Normalized and snapshot tables (e.g. Fivetran-synced application tables) are useful as dimension sources and reference data, but should not be metric hosts. If a business calculation needs data from a normalized table, transform that data into events upstream so the metric can be time-series compatible.


When Not to Define a Metric

Not every business metric needs a definition.

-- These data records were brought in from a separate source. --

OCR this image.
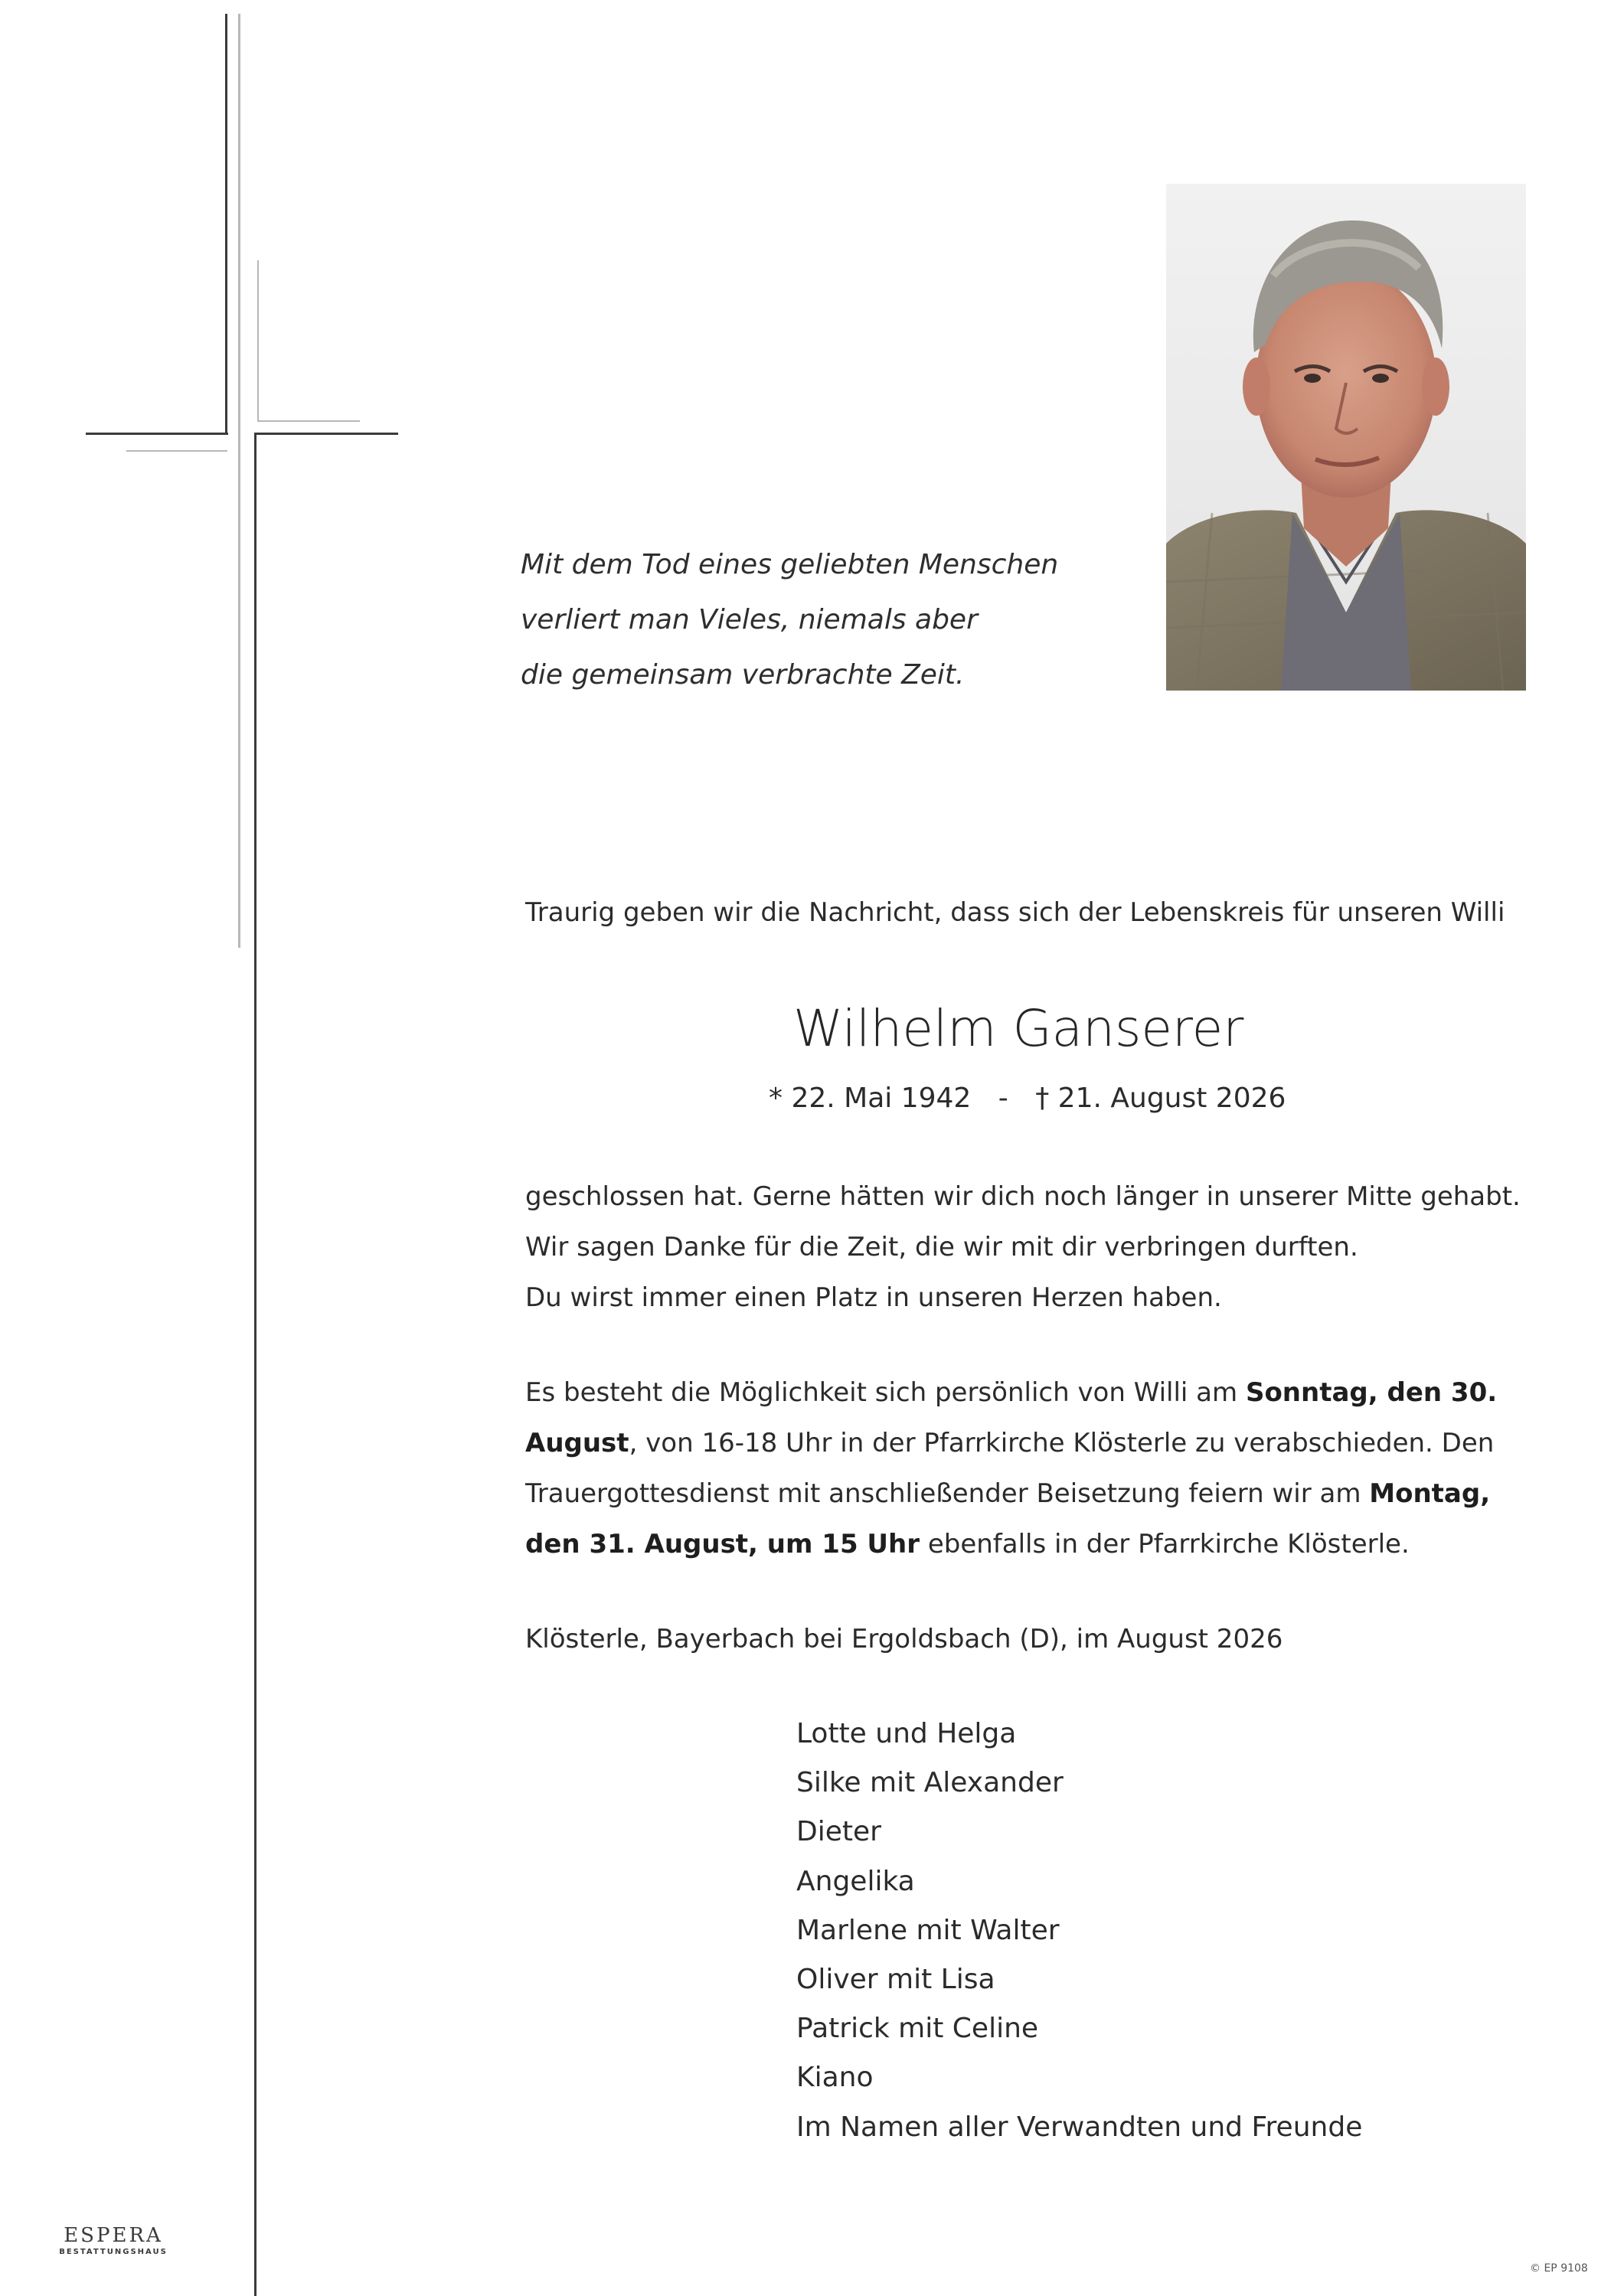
Mit dem Tod eines geliebten Menschen
verliert man Vieles, niemals aber
die gemeinsam verbrachte Zeit.
Traurig geben wir die Nachricht, dass sich der Lebenskreis für unseren Willi
Wilhelm Ganserer
* 22. Mai 1942 - † 21. August 2026
geschlossen hat. Gerne hätten wir dich noch länger in unserer Mitte gehabt.
Wir sagen Danke für die Zeit, die wir mit dir verbringen durften.
Du wirst immer einen Platz in unseren Herzen haben.
Es besteht die Möglichkeit sich persönlich von Willi am Sonntag, den 30.
August, von 16-18 Uhr in der Pfarrkirche Klösterle zu verabschieden. Den
Trauergottesdienst mit anschließender Beisetzung feiern wir am Montag,
den 31. August, um 15 Uhr ebenfalls in der Pfarrkirche Klösterle.
Klösterle, Bayerbach bei Ergoldsbach (D), im August 2026
Lotte und Helga
Silke mit Alexander
Dieter
Angelika
Marlene mit Walter
Oliver mit Lisa
Patrick mit Celine
Kiano
Im Namen aller Verwandten und Freunde
ESPERA
BESTATTUNGSHAUS
© EP 9108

Many metrics follow a standard pattern that's derivable from the event name alone — an LLM or analyst already knows how to write these queries given the nexus schema.

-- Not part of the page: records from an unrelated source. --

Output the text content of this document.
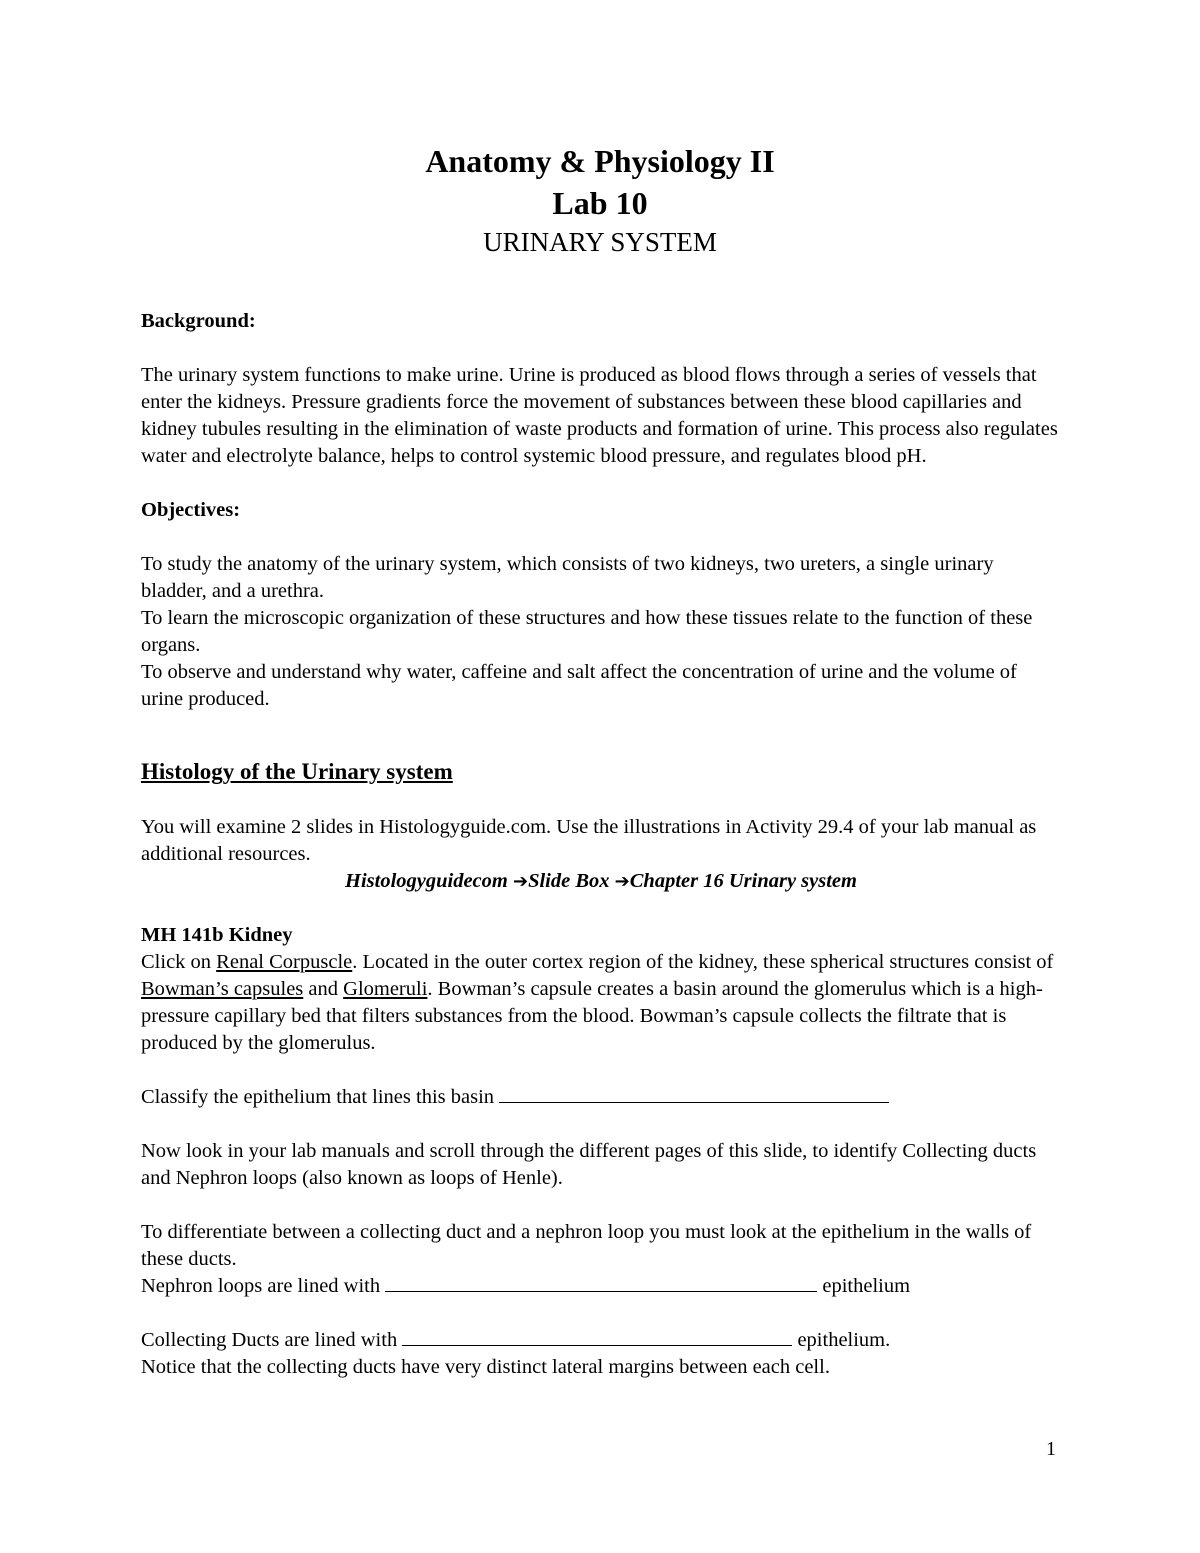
Anatomy & Physiology II

Lab 10

URINARY SYSTEM

Background:

The urinary system functions to make urine. Urine is produced as blood flows through a series of vessels that enter the kidneys. Pressure gradients force the movement of substances between these blood capillaries and kidney tubules resulting in the elimination of waste products and formation of urine. This process also regulates water and electrolyte balance, helps to control systemic blood pressure, and regulates blood pH.

Objectives:

To study the anatomy of the urinary system, which consists of two kidneys, two ureters, a single urinary bladder, and a urethra.

To learn the microscopic organization of these structures and how these tissues relate to the function of these organs.

To observe and understand why water, caffeine and salt affect the concentration of urine and the volume of urine produced.

Histology of the Urinary system

You will examine 2 slides in Histologyguide.com. Use the illustrations in Activity 29.4 of your lab manual as additional resources.

Histologyguidecom ➔Slide Box ➔Chapter 16 Urinary system

MH 141b Kidney

Click on Renal Corpuscle. Located in the outer cortex region of the kidney, these spherical structures consist of Bowman’s capsules and Glomeruli. Bowman’s capsule creates a basin around the glomerulus which is a high-pressure capillary bed that filters substances from the blood. Bowman’s capsule collects the filtrate that is produced by the glomerulus.

Classify the epithelium that lines this basin

Now look in your lab manuals and scroll through the different pages of this slide, to identify Collecting ducts and Nephron loops (also known as loops of Henle).

To differentiate between a collecting duct and a nephron loop you must look at the epithelium in the walls of these ducts.

Nephron loops are lined with	epithelium

Collecting Ducts are lined with	epithelium.

Notice that the collecting ducts have very distinct lateral margins between each cell.

1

Pageviews — count of events with a specific event name:

SELECT COUNT(nexus_events.event_id)
FROM nexus_events
WHERE nexus_events.event_name = 'pageview'

Unique pageviewers — distinct persons who triggered the event:

SELECT COUNT(DISTINCT nexus_entity_participants.entity_id)
FROM nexus_events
LEFT JOIN nexus_entity_participants
  ON nexus_events.event_id = nexus_entity_participants.event_id
WHERE nexus_events.event_name = 'pageview'
  AND nexus_entity_participants.entity_type = 'person'

These are general patterns — COUNT(events) and COUNT(DISTINCT entities) by event name — that apply to any event type. Defining a metric for each one would be noise. The event metadata already tells an LLM everything it needs.

Define a metric when:

  • The calculation isn't obvious from the schema (e.g., take rate involves specific columns and division)
  • It requires specific filters beyond event name (e.g., revenue requires is_revenue_earned = true)
  • It's a derived formula combining other metrics (e.g., conversion rate)
  • You want to attach qualitative metadata — description, example questions, polarity — that wouldn't be discoverable otherwise
  • Consistency matters and you don't want different people writing different SQL for the same concept

Skip a metric when the query is a predictable pattern over event_name that anyone familiar with the schema could write.


Adding Metrics to a Client Project

  1. Define metrics in dbt_project.yml under vars.nexus.metrics, grouped by primary model
  2. Create the model at models/nexus/nexus_metrics_metadata.sql (copy the model template above)
  3. Run dbt build — the model compiles metric definitions into a queryable table

The metrics model has no upstream dependencies on other nexus tables — it reads purely from configuration. It can be built independently and updated by editing YAML.


Generating Semantic Layer Schemas

The metric definitions are structured and precise enough to deterministically generate schemas for semantic layer tools like Cube or MetricFlow. A measure type maps to a tool-native measure with consumer-chosen aggregation; a count type maps to a count-distinct measure; a derived type maps to a calculated metric referencing its components. The model key determines which semantic layer object (cube, semantic model, etc.) the metric belongs to, and tables declares the required joins.

If a metric can't be expressed precisely enough to generate a schema deterministically, it's a signal that the definition needs refinement — decompose into components, or push complexity into a dimension.